Summary:- Some Business Insurance is required by law and other types of cover are recommended to protect your business.




Some insurance is required by law,
some by prudence. ...

With all the other expenses involved in setting up a business, it's tempting to have the minimum insurance required by law - insurance against risks to third parties. However, it makes sense to get adequate insurance to avoid the risk of losing it all. Business insurance is usually divided into three fields:

Property and buildings
Business assets and equipment (contents cover) .

Employers Liability.

Once one employee is taken on it is required by law that the company takes out Employers Liability Insurance. The prescribed legal minimum is currently [2001] 10m of cover against bodily injury, illness or disease sustained in the course of employment. Go here for cost...

Public Liability.

Definition:- Legal liability to pay damages consequent upon bodily injury, illness or disease contracted by any other person, other than employees, or loss of or damage to their property caused by the insured.
Limit of Indemnity is the maximum amount the insurance company will pay in the event of a claim being made. The limits are usually up to 5m but when working for another company, cover of 10m or more can be demanded. Go here for cost...

Product Liability

Product Liability is your legal liability to pay damages consequent upon a defective product being used in the contract.
Products liability insurance is a little more specialist. Businesses that supply products to other businesses or the public, from software to machine tools, are at risk if a faulty product causes damage or injury.
Manufacturers of a product are usually at risk if things go wrong, but the liability can fall on a supplier if the maker of the product goes bust.

Professional Indemnity

Unfortunately, we live in litigious times. Businesses can be sued, rightly or wrongly, for vast damages over a range of complaints.
Professional indemnity provides protection against any action by clients who believe they received bad or negligent services, and incurred a loss as a result.
Most professional bodies have professional indemnity cover - in some cases it is compulsory. Anyone who supplies advice or services such as consultancy should consider professional indemnity.

Key Man Cover

Small firms depend heavily on a small number of key people. This cover cannot replace someone, but it can provide short-term financial help to reduce the impact.

Business Interruption

Even minor damage to your property could seriously disrupt your business leading to loss of income and extra expenses. Business interruption insurance will compensate for the shortfall in gross profit together with paying any increased working costs and extra accountants fees incurred.

Goods in Transit

Goods in transit insurance covers goods against loss or damage while in your vehicle or when sent by carrier.

Property and Buildings

Buildings and contents can be insured against fire, lightning, explosion of gas and boilers used for domestic purposes without the addition of special perils such as explosion, riot, malicious damage, storm, flood, impact by aircraft, road and rail vehicles, escape of water from tanks or pipes and sprinkler leakage.
'All risks' insurance gives wider cover including any accidental damage or loss not specifically excluded. However 'all risks' will not cover wear and tear, electrical or mechanical breakdown and gradual deterioration which will be specifically stated in the policy document.
The business premises should be insured for their full rebuilding cost (including professional fees and the cost of site clearance) and not just for their market value. You may need expert advice to calculate the rebuilding cost, which often differs significantly from market value.

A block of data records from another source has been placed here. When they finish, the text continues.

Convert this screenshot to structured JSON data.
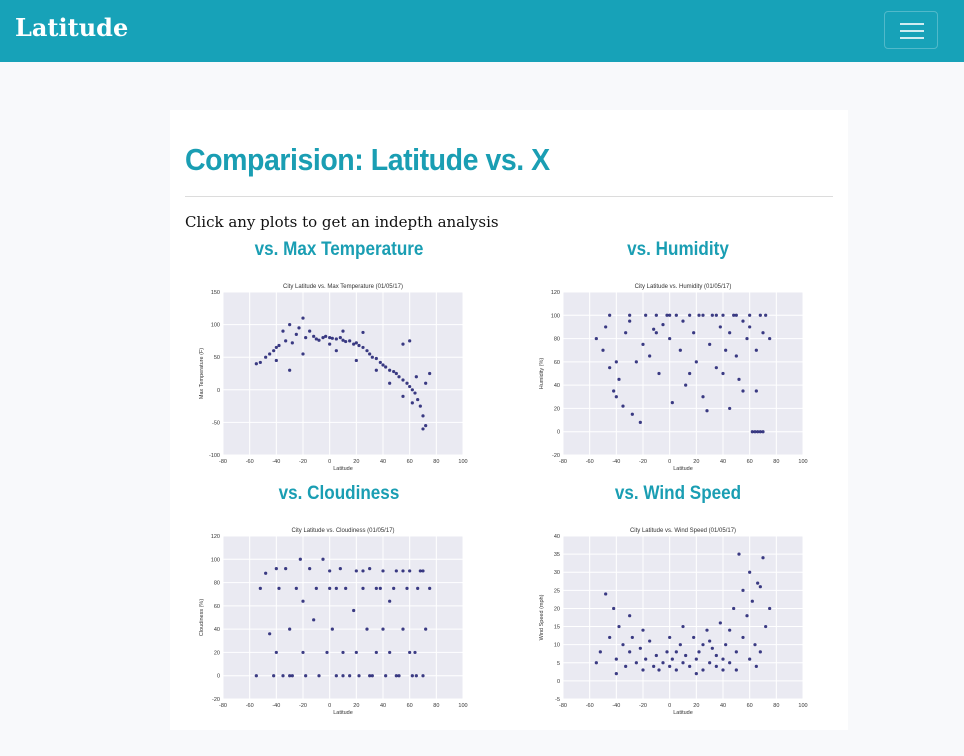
{
  "nav": {
    "brand": "Latitude"
  },
  "page": {
    "title": "Comparision: Latitude vs. X",
    "intro": "Click any plots to get an indepth analysis"
  },
  "colors": {
    "accent": "#17a2b8",
    "point": "#1a1a6e",
    "plot_bg": "#eaeaf2"
  },
  "icons": {
    "menu": "hamburger-menu-icon"
  },
  "plots": [
    {
      "heading": "vs. Max Temperature"
    },
    {
      "heading": "vs. Humidity"
    },
    {
      "heading": "vs. Cloudiness"
    },
    {
      "heading": "vs. Wind Speed"
    }
  ],
  "chart_data": [
    {
      "type": "scatter",
      "title": "City Latitude vs. Max Temperature (01/05/17)",
      "xlabel": "Latitude",
      "ylabel": "Max Temperature (F)",
      "xlim": [
        -80,
        100
      ],
      "ylim": [
        -100,
        150
      ],
      "xticks": [
        -80,
        -60,
        -40,
        -20,
        0,
        20,
        40,
        60,
        80,
        100
      ],
      "yticks": [
        -100,
        -50,
        0,
        50,
        100,
        150
      ],
      "grid": true,
      "points": [
        [
          -55,
          40
        ],
        [
          -52,
          42
        ],
        [
          -48,
          50
        ],
        [
          -45,
          55
        ],
        [
          -42,
          60
        ],
        [
          -40,
          65
        ],
        [
          -38,
          68
        ],
        [
          -35,
          90
        ],
        [
          -33,
          75
        ],
        [
          -30,
          100
        ],
        [
          -28,
          72
        ],
        [
          -25,
          85
        ],
        [
          -23,
          95
        ],
        [
          -20,
          110
        ],
        [
          -18,
          80
        ],
        [
          -15,
          90
        ],
        [
          -12,
          82
        ],
        [
          -10,
          78
        ],
        [
          -8,
          76
        ],
        [
          -5,
          80
        ],
        [
          -3,
          82
        ],
        [
          0,
          80
        ],
        [
          2,
          79
        ],
        [
          5,
          78
        ],
        [
          8,
          80
        ],
        [
          10,
          76
        ],
        [
          12,
          74
        ],
        [
          15,
          75
        ],
        [
          18,
          70
        ],
        [
          20,
          72
        ],
        [
          22,
          68
        ],
        [
          25,
          65
        ],
        [
          28,
          60
        ],
        [
          30,
          55
        ],
        [
          32,
          50
        ],
        [
          35,
          48
        ],
        [
          38,
          42
        ],
        [
          40,
          38
        ],
        [
          42,
          35
        ],
        [
          45,
          30
        ],
        [
          48,
          28
        ],
        [
          50,
          25
        ],
        [
          52,
          20
        ],
        [
          55,
          15
        ],
        [
          58,
          10
        ],
        [
          60,
          5
        ],
        [
          62,
          0
        ],
        [
          64,
          -5
        ],
        [
          66,
          -15
        ],
        [
          68,
          -25
        ],
        [
          70,
          -40
        ],
        [
          72,
          -55
        ],
        [
          60,
          75
        ],
        [
          55,
          70
        ],
        [
          65,
          20
        ],
        [
          72,
          10
        ],
        [
          75,
          25
        ],
        [
          -40,
          45
        ],
        [
          -20,
          55
        ],
        [
          5,
          60
        ],
        [
          20,
          45
        ],
        [
          35,
          30
        ],
        [
          45,
          10
        ],
        [
          55,
          -10
        ],
        [
          62,
          -20
        ],
        [
          70,
          -60
        ],
        [
          10,
          90
        ],
        [
          25,
          88
        ],
        [
          0,
          70
        ],
        [
          -30,
          30
        ]
      ]
    },
    {
      "type": "scatter",
      "title": "City Latitude vs. Humidity (01/05/17)",
      "xlabel": "Latitude",
      "ylabel": "Humidity (%)",
      "xlim": [
        -80,
        100
      ],
      "ylim": [
        -20,
        120
      ],
      "xticks": [
        -80,
        -60,
        -40,
        -20,
        0,
        20,
        40,
        60,
        80,
        100
      ],
      "yticks": [
        -20,
        0,
        20,
        40,
        60,
        80,
        100,
        120
      ],
      "grid": true,
      "points": [
        [
          -55,
          80
        ],
        [
          -50,
          70
        ],
        [
          -48,
          90
        ],
        [
          -45,
          55
        ],
        [
          -42,
          35
        ],
        [
          -40,
          30
        ],
        [
          -38,
          45
        ],
        [
          -35,
          22
        ],
        [
          -33,
          85
        ],
        [
          -30,
          95
        ],
        [
          -28,
          15
        ],
        [
          -25,
          60
        ],
        [
          -22,
          8
        ],
        [
          -20,
          75
        ],
        [
          -18,
          100
        ],
        [
          -15,
          65
        ],
        [
          -12,
          88
        ],
        [
          -10,
          100
        ],
        [
          -8,
          50
        ],
        [
          -5,
          92
        ],
        [
          -2,
          100
        ],
        [
          0,
          80
        ],
        [
          2,
          25
        ],
        [
          5,
          100
        ],
        [
          8,
          70
        ],
        [
          10,
          95
        ],
        [
          12,
          40
        ],
        [
          15,
          100
        ],
        [
          18,
          85
        ],
        [
          20,
          60
        ],
        [
          22,
          100
        ],
        [
          25,
          30
        ],
        [
          28,
          18
        ],
        [
          30,
          75
        ],
        [
          32,
          100
        ],
        [
          35,
          55
        ],
        [
          38,
          90
        ],
        [
          40,
          100
        ],
        [
          42,
          70
        ],
        [
          45,
          85
        ],
        [
          48,
          100
        ],
        [
          50,
          65
        ],
        [
          52,
          45
        ],
        [
          55,
          95
        ],
        [
          58,
          80
        ],
        [
          60,
          100
        ],
        [
          62,
          0
        ],
        [
          64,
          0
        ],
        [
          66,
          0
        ],
        [
          68,
          0
        ],
        [
          70,
          0
        ],
        [
          72,
          100
        ],
        [
          75,
          80
        ],
        [
          65,
          70
        ],
        [
          70,
          85
        ],
        [
          55,
          35
        ],
        [
          45,
          20
        ],
        [
          35,
          100
        ],
        [
          25,
          100
        ],
        [
          15,
          50
        ],
        [
          0,
          100
        ],
        [
          -10,
          85
        ],
        [
          -30,
          100
        ],
        [
          -40,
          60
        ],
        [
          -45,
          100
        ],
        [
          65,
          35
        ],
        [
          68,
          100
        ],
        [
          60,
          90
        ],
        [
          50,
          100
        ],
        [
          40,
          50
        ]
      ]
    },
    {
      "type": "scatter",
      "title": "City Latitude vs. Cloudiness (01/05/17)",
      "xlabel": "Latitude",
      "ylabel": "Cloudiness (%)",
      "xlim": [
        -80,
        100
      ],
      "ylim": [
        -20,
        120
      ],
      "xticks": [
        -80,
        -60,
        -40,
        -20,
        0,
        20,
        40,
        60,
        80,
        100
      ],
      "yticks": [
        -20,
        0,
        20,
        40,
        60,
        80,
        100,
        120
      ],
      "grid": true,
      "points": [
        [
          -55,
          0
        ],
        [
          -52,
          75
        ],
        [
          -48,
          88
        ],
        [
          -45,
          36
        ],
        [
          -42,
          0
        ],
        [
          -40,
          20
        ],
        [
          -38,
          75
        ],
        [
          -35,
          0
        ],
        [
          -33,
          92
        ],
        [
          -30,
          40
        ],
        [
          -28,
          0
        ],
        [
          -25,
          75
        ],
        [
          -22,
          100
        ],
        [
          -20,
          20
        ],
        [
          -18,
          0
        ],
        [
          -15,
          92
        ],
        [
          -12,
          48
        ],
        [
          -10,
          75
        ],
        [
          -8,
          0
        ],
        [
          -5,
          100
        ],
        [
          -2,
          20
        ],
        [
          0,
          75
        ],
        [
          2,
          40
        ],
        [
          5,
          0
        ],
        [
          8,
          92
        ],
        [
          10,
          20
        ],
        [
          12,
          75
        ],
        [
          15,
          0
        ],
        [
          18,
          56
        ],
        [
          20,
          90
        ],
        [
          22,
          0
        ],
        [
          25,
          75
        ],
        [
          28,
          40
        ],
        [
          30,
          92
        ],
        [
          32,
          0
        ],
        [
          35,
          20
        ],
        [
          38,
          75
        ],
        [
          40,
          90
        ],
        [
          42,
          0
        ],
        [
          45,
          64
        ],
        [
          48,
          75
        ],
        [
          50,
          90
        ],
        [
          52,
          0
        ],
        [
          55,
          40
        ],
        [
          58,
          75
        ],
        [
          60,
          90
        ],
        [
          62,
          0
        ],
        [
          64,
          20
        ],
        [
          66,
          75
        ],
        [
          68,
          90
        ],
        [
          70,
          0
        ],
        [
          72,
          40
        ],
        [
          75,
          75
        ],
        [
          -40,
          92
        ],
        [
          -20,
          64
        ],
        [
          0,
          90
        ],
        [
          20,
          20
        ],
        [
          40,
          40
        ],
        [
          60,
          20
        ],
        [
          70,
          90
        ],
        [
          10,
          0
        ],
        [
          30,
          0
        ],
        [
          50,
          0
        ],
        [
          65,
          0
        ],
        [
          -30,
          0
        ],
        [
          5,
          75
        ],
        [
          25,
          90
        ],
        [
          45,
          20
        ],
        [
          55,
          90
        ],
        [
          35,
          75
        ]
      ]
    },
    {
      "type": "scatter",
      "title": "City Latitude vs. Wind Speed (01/05/17)",
      "xlabel": "Latitude",
      "ylabel": "Wind Speed (mph)",
      "xlim": [
        -80,
        100
      ],
      "ylim": [
        -5,
        40
      ],
      "xticks": [
        -80,
        -60,
        -40,
        -20,
        0,
        20,
        40,
        60,
        80,
        100
      ],
      "yticks": [
        -5,
        0,
        5,
        10,
        15,
        20,
        25,
        30,
        35,
        40
      ],
      "grid": true,
      "points": [
        [
          -55,
          5
        ],
        [
          -52,
          8
        ],
        [
          -48,
          24
        ],
        [
          -45,
          12
        ],
        [
          -42,
          20
        ],
        [
          -40,
          6
        ],
        [
          -38,
          15
        ],
        [
          -35,
          10
        ],
        [
          -33,
          4
        ],
        [
          -30,
          8
        ],
        [
          -28,
          12
        ],
        [
          -25,
          5
        ],
        [
          -22,
          9
        ],
        [
          -20,
          3
        ],
        [
          -18,
          6
        ],
        [
          -15,
          11
        ],
        [
          -12,
          4
        ],
        [
          -10,
          7
        ],
        [
          -8,
          3
        ],
        [
          -5,
          5
        ],
        [
          -2,
          8
        ],
        [
          0,
          4
        ],
        [
          2,
          6
        ],
        [
          5,
          3
        ],
        [
          8,
          10
        ],
        [
          10,
          5
        ],
        [
          12,
          7
        ],
        [
          15,
          4
        ],
        [
          18,
          12
        ],
        [
          20,
          6
        ],
        [
          22,
          8
        ],
        [
          25,
          3
        ],
        [
          28,
          14
        ],
        [
          30,
          5
        ],
        [
          32,
          9
        ],
        [
          35,
          4
        ],
        [
          38,
          16
        ],
        [
          40,
          6
        ],
        [
          42,
          10
        ],
        [
          45,
          5
        ],
        [
          48,
          20
        ],
        [
          50,
          8
        ],
        [
          52,
          35
        ],
        [
          55,
          12
        ],
        [
          58,
          18
        ],
        [
          60,
          6
        ],
        [
          62,
          22
        ],
        [
          64,
          10
        ],
        [
          66,
          27
        ],
        [
          68,
          8
        ],
        [
          70,
          34
        ],
        [
          72,
          15
        ],
        [
          75,
          20
        ],
        [
          -40,
          2
        ],
        [
          -20,
          14
        ],
        [
          0,
          12
        ],
        [
          20,
          2
        ],
        [
          40,
          3
        ],
        [
          60,
          30
        ],
        [
          65,
          4
        ],
        [
          10,
          15
        ],
        [
          30,
          11
        ],
        [
          50,
          3
        ],
        [
          55,
          25
        ],
        [
          -30,
          18
        ],
        [
          5,
          8
        ],
        [
          25,
          10
        ],
        [
          45,
          14
        ],
        [
          68,
          26
        ],
        [
          35,
          7
        ]
      ]
    }
  ]
}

Business assets and equipment (contents cover)

Your stock should be insured for its cost price without profit.
Plant and business equipment can be insured on either a 'replacement as new' or an 'indemnity' basis. If indemnity is chosen, wear and tear will be taken into account when settling any claims.

Engineering insurance provides cover against electrical or mechanical breakdown for most machinery, including computers. By law, many items of plant such as boilers, lifts and lifting machinery must be inspected regularly by a qualified person. Insurers can arrange to provide this service.

Contents are usually covered against theft providing there has been forcible and violent entry to or exit from the premises. Damage to the building resulting from theft or attempted theft will also normally be covered.
Theft by employees is usually not covered cover against employee dishonesty can be arranged by a separate policy.

Money insurance is on an 'all risks' basis and covers cash, cheques, postage stamps and certain other negotiable documents.
Different limits will apply to money on the premises in and out of business hours, in safes, at the homes of directors or employees and in transit. There may be requirements in the policy relating to safe keys and the method of transit.
Personal assault cover may be included, which will provide compensation for you or your employees following injury during theft or attempted theft of money.